COVID-19 : l’hypocondrie en temps de pandémie

À la veille d’une pénurie mondiale de masques et de gel antibactérien causée par la pandémie de COVID-19, la peur semble se propager plus rapidement que le virus lui-même. Nombreux sont celles et ceux qui craignent d’être contaminé(e)s, voire de mourir.

La psychiatre et chercheure au département de psychiatrie de l’Institut de cardiologie de Montréal Dre Judith Brouillette le dit d’entrée de jeu : 7% de la population mondiale serait atteinte d’hypocondrie, soit 525 millions de personnes. L’hypocondrie est une préoccupation centrée sur la crainte d’être concerné par une maladie grave. Elle repose sur une interprétation erronée des symptômes physiques ou psychologiques. La maladie peut notamment se manifester par des crises.

Alex Guertin a 24 ans et a été diagnostiqué hypocondriaque en 2015. Confiant, il n’a pas ressenti le besoin de se rendre à l’hôpital depuis l’arrivée du virus au Canada. « Quelqu’un de mon âge, en bonne santé, va passer au travers, comme au travers d’une grippe », se rassure-t-il.

L’homme craint néanmoins une plus grande mutation du virus. « Si 90% de la population était infectée, je commencerais à avoir peur. »

Depuis l’arrivée du COVID-19 au Canada en février dernier, Alex Guertin n’a rien changé à ses habitudes de vie, contrairement à la Française Aline Virlogeux, qui peut côtoyer chaque jour jusqu’à 350 personnes sur son lieu de travail. Elle reconnaît aller fréquemment sur Internet pour s’auto-diagnostiquer.
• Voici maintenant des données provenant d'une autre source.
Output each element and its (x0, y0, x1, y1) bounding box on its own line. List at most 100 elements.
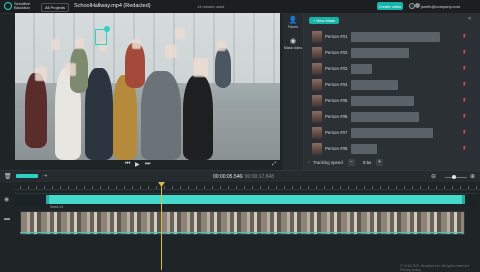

Pour le psychologue médical spécialisé en maladies reliées à l’anxiété, Dr Patrice Ruffo-Pinard, Internet prend une place considérable chez les hypocondriaques. « Des gens vont s’asseoir devant l’ordinateur pendant des heures [à la recherche d’un diagnostic, mais] l’autodiagnostic ne les rassure pas. »

Depuis l’arrivée du virus en France, Mme Virlogeux a développé une peur bleue des lieux publics. Elle se rend tout de même trois à quatre fois par mois chez le médecin pour se rassurer sur son état de santé et celle de son fils de 20 mois.

Malgré cela, la pandémie de COVID-19 risque de modifier son agenda « J’ai bientôt rendez-vous à l’hôpital pour une IRM (imagerie par résonance magnétique, NDLR), mais je vais l’annuler, confie-t-elle. Je ne veux pas y mettre les pieds en ce moment. »

Afin de limiter le risque de contamination, le Dr Ruffo-Pinard certifie que le lavage des mains demeure la meilleure option. Suivant cette règle à la lettre, Mme Virlogeux confie s’être asséché les mains, en raison d’un lavage trop fréquent.

La peur se propage sur les médias sociaux

Mme Virlogeux déplore le manque d’information concernant ce coronavirus, mais le psychologue médical assure que « les informations sont suffisantes, mais elles sont noyées à travers les théories du complot, les personnes paranoïaques et les hypocondriaques ». M. Ruffo-Pinard ajoute que « les médias sociaux contribuent à créer de l’anxiété ».

Celle qui est hypocondriaque depuis trois ans évoque « de source sûre » le décès d’un sportif de 32 ans à Paris, mais aucun média n’a publié à ce sujet. Les réseaux sociaux, où prolifèrent les fausses informations, sont perçus comme des vecteurs crédibles d’information pour certaines personnes hypocondriaques.

Selon le professeur en psychologie de l’anxiété de l’Université du Québec à Trois-Rivières, Frédéric Langlois, les médias peuvent jouer un rôle important dans l’anxiété des hypocondriaques, en aggravant leurs craintes. M. Guertin ne se dit pas plus inquiet par le COVID-19, mais il impute un ton alarmiste aux médias et se dit « agacé de n’entendre parler que de ça aux nouvelles ».